Wann genau kamen diese beiden Freunde zusammen?

Es gibt konkurrierende Behauptungen, der erste britische Fisch- und Chipsladen zu sein. Es wird angenommen, dass ein jüdischer Einwanderer namens Joseph Malins 1860 seinen Chippy im Londoner Stadtteil Bow eröffnet hat, nachdem er jahrelang die klassische Combo auf der Straße verkauft hatte. Und im Norden in der Nähe von Manchester war der Fish & Chip-Stand von John Lees in der Stadt Mossley bereits 1863 lebhaft.

Panayi sagt, dass Fish and Chips um 1900 in Großbritannien ein Grundnahrungsmittel waren. Ihre weit verbreitete Anziehungskraft galt sowohl den Kosten und der Bequemlichkeit als auch dem Geschmack. Das Aufkommen des Schleppnetzfischens im industriellen Maßstab in der Nordsee bedeutete, dass billiger frischer Fisch per Bahn in alle Ecken Großbritanniens geschickt werden konnte, um hungrige Fabrikarbeiter und ihre Familien zu ernähren.

Das traditionelle Fish and Chips-Geschäft von Case and Brewer in Dorchester, Dorset, England, gibt es seit Jahrzehnten. Fish and Chip-Läden werden im britischen Slang "Chippies" genannt.

Bis 1910 gab es in Großbritannien 25.000 Fisch- und Chipsläden , die sogar während des Ersten Weltkriegs geöffnet blieben. Um die Moral zu Hause zu stärken, sorgte Premierminister David Lloyd George dafür, dass Fisch und Chips von der Rationsliste gestrichen wurden. Die gleiche Praxis wurde während des Zweiten Weltkriegs beobachtet, als Winston Churchill eine warme Mahlzeit mit Fisch und Pommes als "die guten Gefährten" bezeichnete.

Laut der National Federation of Fish Friers (yup, das ist eine Sache) würden sich britische Soldaten, die am D-Day die Strände der Normandie stürmen, gegenseitig identifizieren, indem sie "Fish!" und warten auf die kaum codierte Antwort "Chips!"

Breiige Erbsen und Malzessig

Im modernen, multikulturellen Vereinigten Königreich gibt es viel Konkurrenz um das "Nationalgericht" - Chicken Tikka Masala macht einen starken Anspruch geltend -, aber der in London geborene Panayi sagt, dass Fish and Chips "immer noch als kulinarisches Symbol des Britischen angesehen wird".
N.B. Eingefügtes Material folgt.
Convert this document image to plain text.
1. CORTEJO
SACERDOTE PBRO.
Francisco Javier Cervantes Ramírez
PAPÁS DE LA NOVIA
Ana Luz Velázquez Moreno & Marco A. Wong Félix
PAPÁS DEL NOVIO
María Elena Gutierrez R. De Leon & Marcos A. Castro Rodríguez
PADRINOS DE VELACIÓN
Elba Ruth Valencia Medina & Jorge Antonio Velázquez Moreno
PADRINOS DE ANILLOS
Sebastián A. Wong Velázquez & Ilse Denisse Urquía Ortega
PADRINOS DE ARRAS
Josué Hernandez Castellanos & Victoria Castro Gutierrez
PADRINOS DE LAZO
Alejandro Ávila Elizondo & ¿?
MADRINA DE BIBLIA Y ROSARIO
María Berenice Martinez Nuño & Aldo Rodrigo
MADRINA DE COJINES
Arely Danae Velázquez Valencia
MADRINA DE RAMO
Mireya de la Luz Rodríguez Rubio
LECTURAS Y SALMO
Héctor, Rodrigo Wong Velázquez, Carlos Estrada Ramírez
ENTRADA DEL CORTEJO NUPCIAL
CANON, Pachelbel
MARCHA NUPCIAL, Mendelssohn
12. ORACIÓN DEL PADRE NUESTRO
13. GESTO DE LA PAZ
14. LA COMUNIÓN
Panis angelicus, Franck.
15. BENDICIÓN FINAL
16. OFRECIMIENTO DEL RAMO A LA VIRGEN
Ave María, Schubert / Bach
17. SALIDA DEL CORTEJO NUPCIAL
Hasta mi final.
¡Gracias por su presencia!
Einige chippy Traditionen haben sich im Laufe der Jahre geändert. Während der Kriegsjahre beispielsweise bedeuteten Papierrationen, dass Fish and Chips in Zapfen der gestrigen Zeitung serviert wurden. Diese Praxis geriet in den 1980er Jahren in Ungnade. Und traditionell wurden Fish and Chips von Salz- und Malzessig begleitet, aber jüngere Generationen haben sich Currysauce und sogar Ketchup zugewandt.

"Davon würde ich nicht träumen", sagt Panayi über das amerikanische Fast-Food-Gewürz.
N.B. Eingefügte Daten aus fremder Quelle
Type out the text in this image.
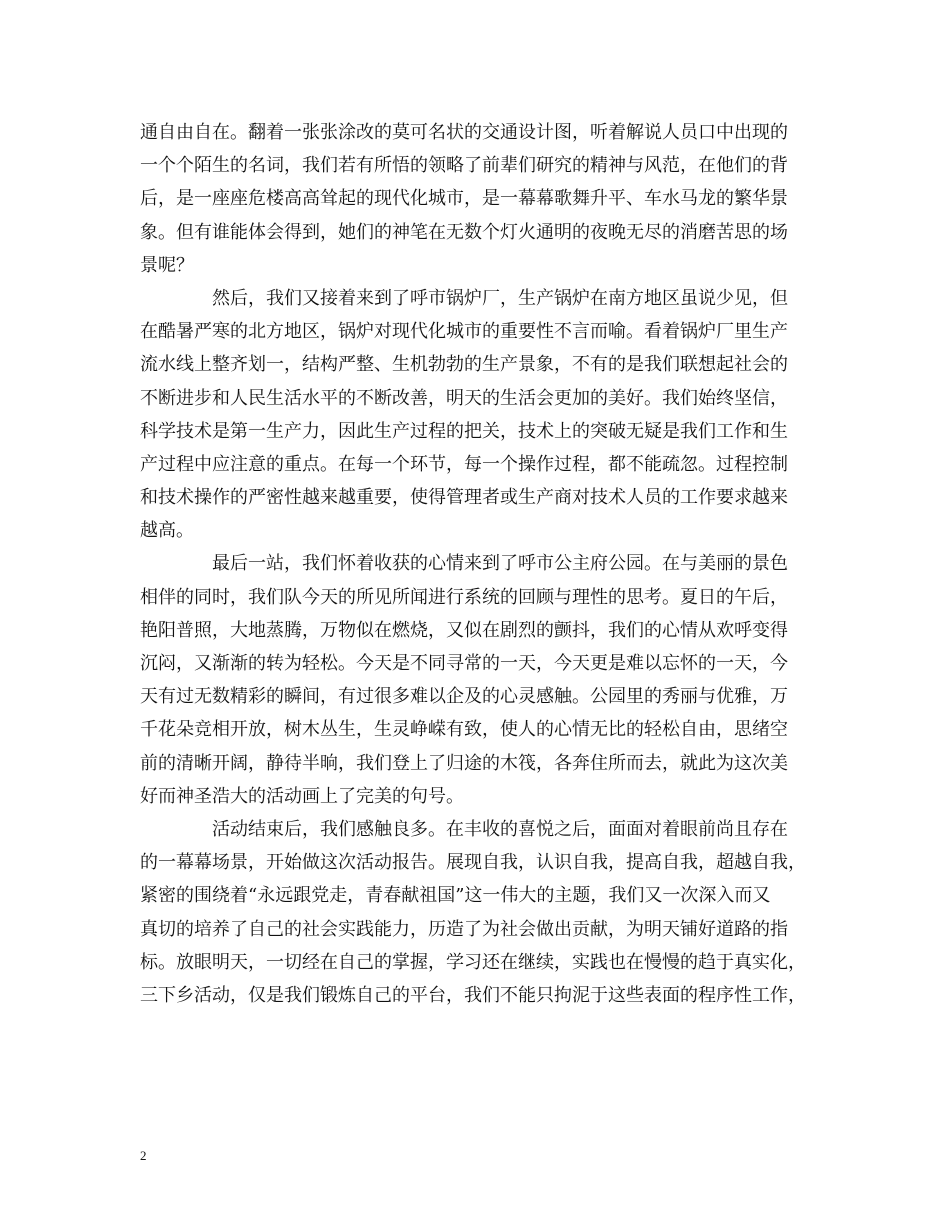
通自由自在。翻着一张张涂改的莫可名状的交通设计图，听着解说人员口中出现的
一个个陌生的名词，我们若有所悟的领略了前辈们研究的精神与风范，在他们的背
后，是一座座危楼高高耸起的现代化城市，是一幕幕歌舞升平、车水马龙的繁华景
象。但有谁能体会得到，她们的神笔在无数个灯火通明的夜晚无尽的消磨苦思的场
景呢？
然后，我们又接着来到了呼市锅炉厂，生产锅炉在南方地区虽说少见，但
在酷暑严寒的北方地区，锅炉对现代化城市的重要性不言而喻。看着锅炉厂里生产
流水线上整齐划一，结构严整、生机勃勃的生产景象，不有的是我们联想起社会的
不断进步和人民生活水平的不断改善，明天的生活会更加的美好。我们始终坚信，
科学技术是第一生产力，因此生产过程的把关，技术上的突破无疑是我们工作和生
产过程中应注意的重点。在每一个环节，每一个操作过程，都不能疏忽。过程控制
和技术操作的严密性越来越重要，使得管理者或生产商对技术人员的工作要求越来
越高。
最后一站，我们怀着收获的心情来到了呼市公主府公园。在与美丽的景色
相伴的同时，我们队今天的所见所闻进行系统的回顾与理性的思考。夏日的午后，
艳阳普照，大地蒸腾，万物似在燃烧，又似在剧烈的颤抖，我们的心情从欢呼变得
沉闷，又渐渐的转为轻松。今天是不同寻常的一天，今天更是难以忘怀的一天，今
天有过无数精彩的瞬间，有过很多难以企及的心灵感触。公园里的秀丽与优雅，万
千花朵竞相开放，树木丛生，生灵峥嵘有致，使人的心情无比的轻松自由，思绪空
前的清晰开阔，静待半晌，我们登上了归途的木筏，各奔住所而去，就此为这次美
好而神圣浩大的活动画上了完美的句号。
活动结束后，我们感触良多。在丰收的喜悦之后，面面对着眼前尚且存在
的一幕幕场景，开始做这次活动报告。展现自我，认识自我，提高自我，超越自我，
紧密的围绕着“永远跟党走，青春献祖国”这一伟大的主题，我们又一次深入而又
真切的培养了自己的社会实践能力，历造了为社会做出贡献，为明天铺好道路的指
标。放眼明天，一切经在自己的掌握，学习还在继续，实践也在慢慢的趋于真实化，
三下乡活动，仅是我们锻炼自己的平台，我们不能只拘泥于这些表面的程序性工作，
2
In Nordengland ist die klassische Beilage im Chippy matschige Erbsen, eine graugrüne Mischung aus gut gekochten Ackererbsen, die viel besser schmeckt als sie aussieht. Und jeder Chippy, der sein Salz wert ist, wird eine Prise "Schrott" für Kunden einwerfen, die klug genug sind, um zu fragen. Das sind natürlich die knusprigen Stücke von losem Teig, die in der Friteuse herumschwimmen.

Das ist cool

Fisch- und Chipsläden sind berühmt für ihre Punny . Beispiele? Der Kabeljau. Neuer Kabeljau auf dem Block. Nur für Ihre Pommes. Und der klare Gewinner ... Frying Nemo.